Sur les dépens et frais irrépétibles
Le sens de l’arrêt conduit à la confirmation du jugement en ses dispositions relatives aux dépens de première instance, incluant les frais d’expertise judiciaire, mis à la charge des consorts [PZ], et aux frais irrépétibles, laissés en équité à la charge de chacune des parties.
Ajoutant au jugement, la Cour condamnera les consorts [PZ], qui succombent en leur recours, aux dépens d’appel, conformément aux dispositions de l’article 696 du code de procédure civile.
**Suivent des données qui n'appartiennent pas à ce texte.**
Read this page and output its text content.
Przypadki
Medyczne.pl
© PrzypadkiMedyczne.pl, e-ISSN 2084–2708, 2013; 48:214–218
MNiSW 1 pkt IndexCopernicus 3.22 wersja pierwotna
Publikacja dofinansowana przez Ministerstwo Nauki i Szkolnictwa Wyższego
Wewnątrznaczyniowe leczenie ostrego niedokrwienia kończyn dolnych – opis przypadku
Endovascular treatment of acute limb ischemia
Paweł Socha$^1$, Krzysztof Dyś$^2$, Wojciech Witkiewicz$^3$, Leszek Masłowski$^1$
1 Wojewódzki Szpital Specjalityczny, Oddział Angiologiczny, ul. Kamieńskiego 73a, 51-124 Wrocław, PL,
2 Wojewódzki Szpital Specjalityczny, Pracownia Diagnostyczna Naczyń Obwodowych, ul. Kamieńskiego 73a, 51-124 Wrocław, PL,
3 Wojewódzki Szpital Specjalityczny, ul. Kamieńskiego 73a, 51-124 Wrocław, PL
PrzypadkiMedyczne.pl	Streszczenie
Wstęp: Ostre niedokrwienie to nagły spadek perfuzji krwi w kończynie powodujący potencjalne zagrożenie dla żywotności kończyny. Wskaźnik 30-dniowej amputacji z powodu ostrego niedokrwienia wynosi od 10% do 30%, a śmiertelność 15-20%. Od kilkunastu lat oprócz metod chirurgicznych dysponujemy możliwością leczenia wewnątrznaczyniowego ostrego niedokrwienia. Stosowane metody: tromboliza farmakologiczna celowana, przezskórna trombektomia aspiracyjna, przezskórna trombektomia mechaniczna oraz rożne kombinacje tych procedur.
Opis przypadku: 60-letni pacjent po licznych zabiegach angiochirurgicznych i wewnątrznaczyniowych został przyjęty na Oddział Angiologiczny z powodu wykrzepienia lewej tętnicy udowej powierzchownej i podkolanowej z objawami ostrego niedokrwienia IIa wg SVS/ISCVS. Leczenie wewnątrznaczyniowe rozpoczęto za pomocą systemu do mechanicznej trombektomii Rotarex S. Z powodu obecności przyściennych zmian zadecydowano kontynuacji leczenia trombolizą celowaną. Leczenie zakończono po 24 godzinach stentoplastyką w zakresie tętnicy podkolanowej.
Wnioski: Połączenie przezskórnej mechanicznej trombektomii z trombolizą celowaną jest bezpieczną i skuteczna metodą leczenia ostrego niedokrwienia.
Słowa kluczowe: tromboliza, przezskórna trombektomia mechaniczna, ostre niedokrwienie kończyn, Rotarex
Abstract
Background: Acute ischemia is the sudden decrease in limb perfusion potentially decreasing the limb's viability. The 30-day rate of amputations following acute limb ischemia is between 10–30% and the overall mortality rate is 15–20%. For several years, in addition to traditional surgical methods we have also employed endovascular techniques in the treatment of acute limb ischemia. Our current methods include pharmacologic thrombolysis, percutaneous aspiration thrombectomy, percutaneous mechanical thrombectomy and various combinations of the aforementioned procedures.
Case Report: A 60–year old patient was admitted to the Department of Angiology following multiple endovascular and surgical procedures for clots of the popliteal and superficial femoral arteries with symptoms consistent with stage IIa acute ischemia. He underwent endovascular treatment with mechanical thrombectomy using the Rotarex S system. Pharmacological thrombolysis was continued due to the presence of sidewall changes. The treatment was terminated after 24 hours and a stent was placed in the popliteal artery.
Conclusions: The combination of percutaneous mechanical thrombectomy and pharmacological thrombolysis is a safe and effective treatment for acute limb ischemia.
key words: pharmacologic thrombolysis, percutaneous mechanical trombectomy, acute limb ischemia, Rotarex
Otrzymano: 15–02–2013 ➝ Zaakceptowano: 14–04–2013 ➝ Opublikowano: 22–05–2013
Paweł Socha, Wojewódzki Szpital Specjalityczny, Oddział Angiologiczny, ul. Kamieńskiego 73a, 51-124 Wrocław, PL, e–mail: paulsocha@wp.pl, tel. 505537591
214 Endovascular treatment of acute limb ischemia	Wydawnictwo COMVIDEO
Tenus aux dépens, les consorts [PZ] seront déboutés de leur demande d’indemnisation présentés au titre des frais exposés en cause d’appel et non compris dans les dépens, sur le fondement de l’article 700 du code de procédure civile. L’équité commande ensuite de laisser à la charge de chacune des parties les frais irrépétibles ainsi exposés en cause d’appel, et la société Glaxosmithkline, les sociétés Sanofi Pasteur, l’ONIAM et la CPAM seront également déboutés de leurs demandes de ce chef.
Par ces motifs,
La Cour,
Dit irrecevables les demandes présentées par Mme [H] [PZ], épouse [PZ], Mme [V] [PZ], Mme [BE] [PZ], Mme [OB] [PZ], Mme [I] [PZ] et M. [S] [PZ], l’Office National d’Indemnisation des Accidents Médicaux, des affections iatrogènes et des infections nosocomiales (ONIAM) et la Caisse Primaire d’Assurance Maladie (CPAM) du Val d’Oise de leurs demandes présentées contre la SAS Glaxosmithkline, nouvelles en cause d’appel et prescrites,
Confirme le jugement en toutes ses dispositions,
Ajoutant au jugement,
Condamne in solidum Mme [H] [PZ], épouse [PZ], Mme [V] [PZ], Mme [BE] [PZ], Mme [OB] [PZ], Mme [I] [PZ] et M. [S] [PZ] (représenté par Mme [H] [PZ], épouse [PZ]) aux dépens d’appel,
Déboute Mme [H] [PZ], épouse [PZ], Mme [V] [PZ], Mme [BE] [PZ], Mme [OB] [PZ], Mme [I] [PZ] et M. [S] [PZ] représenté par Mme [H] [PZ], épouse [PZ]), la SAS Glaxosmithkline, la SA Sanofi Pasteur, la SAS Sanofi Pasteur Europe, l’Office National d’Indemnisation des Accidents Médicaux, des affections iatrogènes et des infections nosocomiales (ONIAM) et la Caisse Primaire d’Assurance Maladie (CPAM) du Val d’Oise de leurs demandes d’indemnisation de leurs frais irrépétibles d’appel.